Una vez se asume, en la teoría o en la práctica, que el individuo es el legislador de lo bueno y lo malo, de lo justo y lo injusto, la educación liberal ha cumplido su objetivo principal. Porque, como una proclamación prometeica, como un heroico levantamiento de uno solo, en calidad de individuo soberano habrá individuos que que se manifestarán contra la democracia como comunistas, otros como fascistas, otro autodetérminándose anarcolibertario, y hasta quien se intitule tradicionalista.

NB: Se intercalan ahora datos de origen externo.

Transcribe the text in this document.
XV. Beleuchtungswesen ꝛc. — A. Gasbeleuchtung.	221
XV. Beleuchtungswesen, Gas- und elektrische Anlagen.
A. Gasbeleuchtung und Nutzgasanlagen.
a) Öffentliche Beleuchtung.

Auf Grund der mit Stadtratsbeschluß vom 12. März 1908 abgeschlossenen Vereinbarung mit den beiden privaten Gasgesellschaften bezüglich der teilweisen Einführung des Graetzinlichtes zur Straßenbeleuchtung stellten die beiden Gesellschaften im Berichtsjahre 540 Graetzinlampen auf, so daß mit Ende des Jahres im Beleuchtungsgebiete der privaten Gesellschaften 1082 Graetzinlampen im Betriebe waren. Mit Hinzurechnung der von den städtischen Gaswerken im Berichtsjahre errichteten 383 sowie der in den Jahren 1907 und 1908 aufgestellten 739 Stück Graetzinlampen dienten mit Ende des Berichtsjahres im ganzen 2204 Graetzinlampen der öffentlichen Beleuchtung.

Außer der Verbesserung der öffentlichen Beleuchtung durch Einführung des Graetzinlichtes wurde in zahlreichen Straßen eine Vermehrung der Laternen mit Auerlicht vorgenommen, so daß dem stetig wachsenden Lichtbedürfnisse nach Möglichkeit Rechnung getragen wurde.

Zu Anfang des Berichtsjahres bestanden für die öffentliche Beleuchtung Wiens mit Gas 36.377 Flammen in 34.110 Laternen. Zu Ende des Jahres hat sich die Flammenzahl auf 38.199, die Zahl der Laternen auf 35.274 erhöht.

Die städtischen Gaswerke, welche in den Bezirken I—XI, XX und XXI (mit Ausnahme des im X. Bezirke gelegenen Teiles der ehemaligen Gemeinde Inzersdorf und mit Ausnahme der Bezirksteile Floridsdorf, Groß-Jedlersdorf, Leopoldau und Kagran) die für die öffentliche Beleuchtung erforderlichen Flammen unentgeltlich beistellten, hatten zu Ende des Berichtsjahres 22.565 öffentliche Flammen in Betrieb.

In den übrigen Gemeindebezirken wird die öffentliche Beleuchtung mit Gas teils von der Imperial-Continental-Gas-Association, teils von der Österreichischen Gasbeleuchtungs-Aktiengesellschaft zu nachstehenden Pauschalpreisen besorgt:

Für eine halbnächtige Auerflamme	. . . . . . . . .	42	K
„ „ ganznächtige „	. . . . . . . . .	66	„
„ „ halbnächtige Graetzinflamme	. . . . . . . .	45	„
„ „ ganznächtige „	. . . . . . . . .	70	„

Pero, al menos en este último caso, uno no es tradicionalista por proclamarlo, sino por perpetuar una tradición muy concreta. Es decir, no es algo que dependa de una significación autónoma, de una autodeterminación como si fuese el individuo quien da la realidad y la naturaleza de las cosas. Por cierto, tampoco es algo que pida carnés.
Es preciso insistir en que no nos referimos a las simpatías, al apego o al acercamiento a la tradición política. Lo que anuncia que esto es un fenómeno distinto, con origen en los principios éticos del liberalismo, es que entre los intitulados tradicionalistas por su propia gracia no falta quien pontifica y, sin conocimiento ni reverencia, improvisa qué asuntos son dogmáticamente correctos y cuáles no. Inventa desde el ara rebelde del individualismo, mezclando y poniendo autoridades en donde quiere porque él es la autoridad suprema que lo dicta.

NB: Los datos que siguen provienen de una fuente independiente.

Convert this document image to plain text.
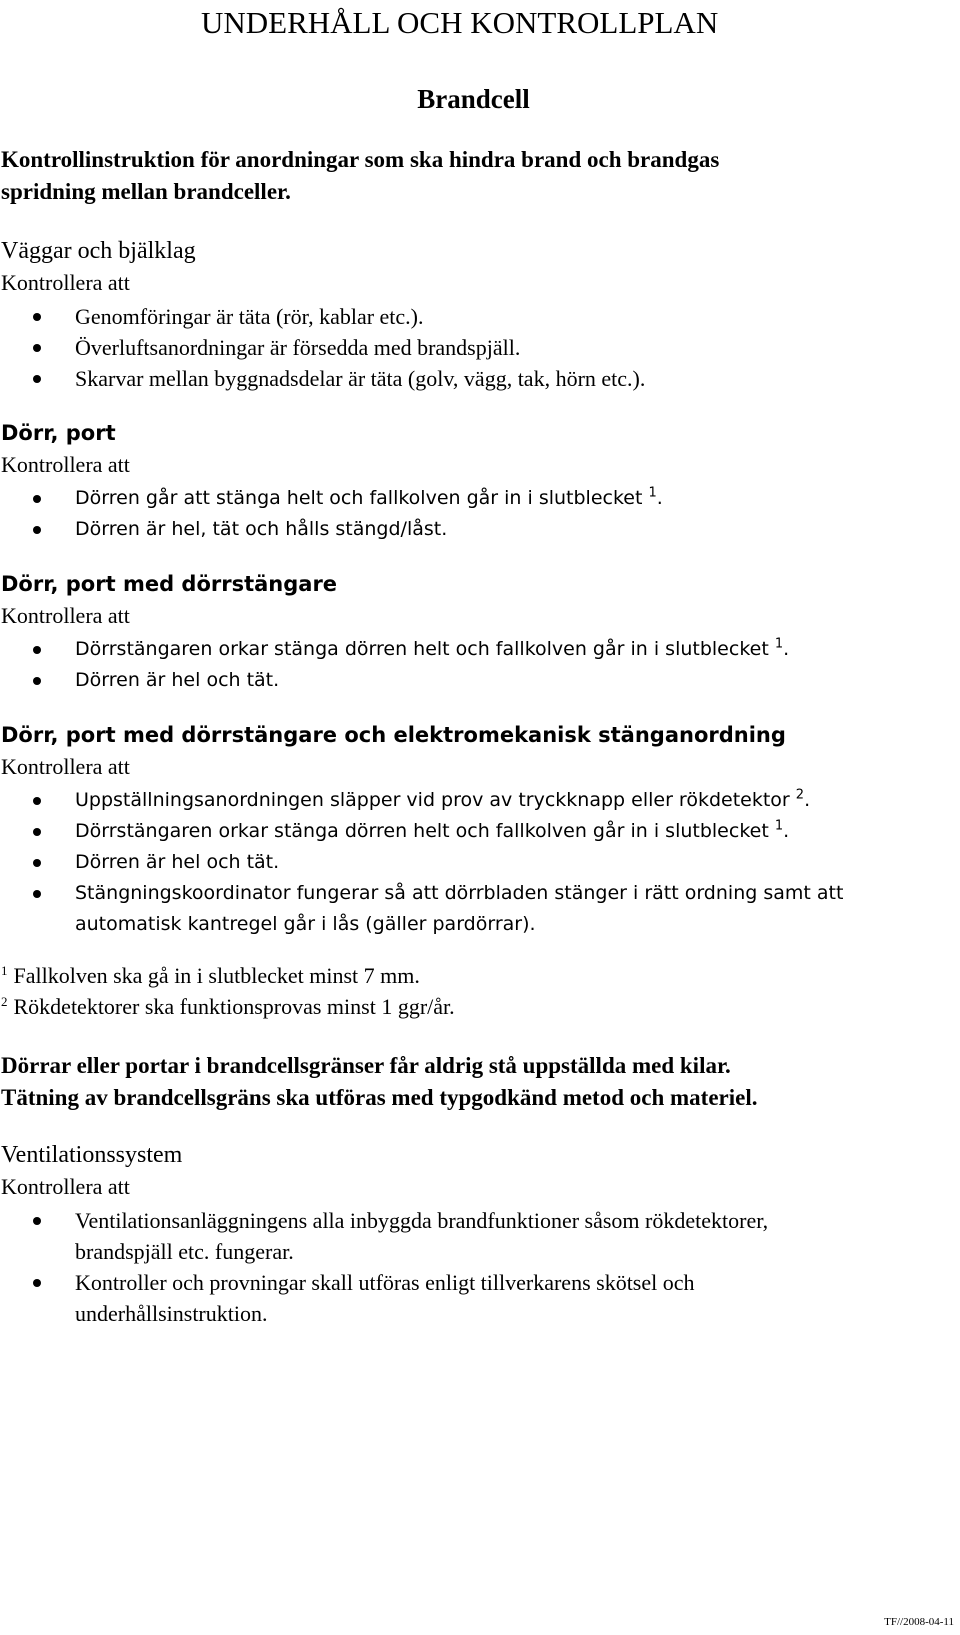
UNDERHÅLL OCH KONTROLLPLAN
Brandcell
Kontrollinstruktion för anordningar som ska hindra brand och brandgas
spridning mellan brandceller.
Väggar och bjälklag
Kontrollera att
Genomföringar är täta (rör, kablar etc.).
Överluftsanordningar är försedda med brandspjäll.
Skarvar mellan byggnadsdelar är täta (golv, vägg, tak, hörn etc.).
Dörr, port
Kontrollera att
Dörren går att stänga helt och fallkolven går in i slutblecket $^1$.
Dörren är hel, tät och hålls stängd/låst.
Dörr, port med dörrstängare
Kontrollera att
Dörrstängaren orkar stänga dörren helt och fallkolven går in i slutblecket $^1$.
Dörren är hel och tät.
Dörr, port med dörrstängare och elektromekanisk stänganordning
Kontrollera att
Uppställningsanordningen släpper vid prov av tryckknapp eller rökdetektor $^2$.
Dörrstängaren orkar stänga dörren helt och fallkolven går in i slutblecket $^1$.
Dörren är hel och tät.
Stängningskoordinator fungerar så att dörrbladen stänger i rätt ordning samt att
automatisk kantregel går i lås (gäller pardörrar).
$^1$ Fallkolven ska gå in i slutblecket minst 7 mm.
$^2$ Rökdetektorer ska funktionsprovas minst 1 ggr/år.
Dörrar eller portar i brandcellsgränser får aldrig stå uppställda med kilar.
Tätning av brandcellsgräns ska utföras med typgodkänd metod och materiel.
Ventilationssystem
Kontrollera att
Ventilationsanläggningens alla inbyggda brandfunktioner såsom rökdetektorer,
brandspjäll etc. fungerar.
Kontroller och provningar skall utföras enligt tillverkarens skötsel och
underhållsinstruktion.
TF//2008-04-11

Quién es carlista o tradicionalista, al igual que el qué es la Comunión o la tradición política española, no es una cuestión subjetiva. Al contrario, se dirime objetivamente en la realidad. Porque el carlismo necesariamente tendrá en su base una doctrina política y jurídica con la que se corresponde y la que realiza. Aún más, ni siquiera el mero saber o reconocimiento intelectual de esta doctrina hace los carlistas, sino la concreción e incorporación a en una jerarquía regia de origen natural, y no en cualquiera.
El tradicionalista que se ha creado a sí mismo, el autodeterminado, es habitualmente flor de un día. Como el hombre que fía en el hombre, no puede nada porque no es nada. Como no ha recibido nada, no tiene de tradición, tampoco transmite nada. Como nada lo supo y todo lo confundió, a ninguno puede enseñar, al que puede trata de confundir.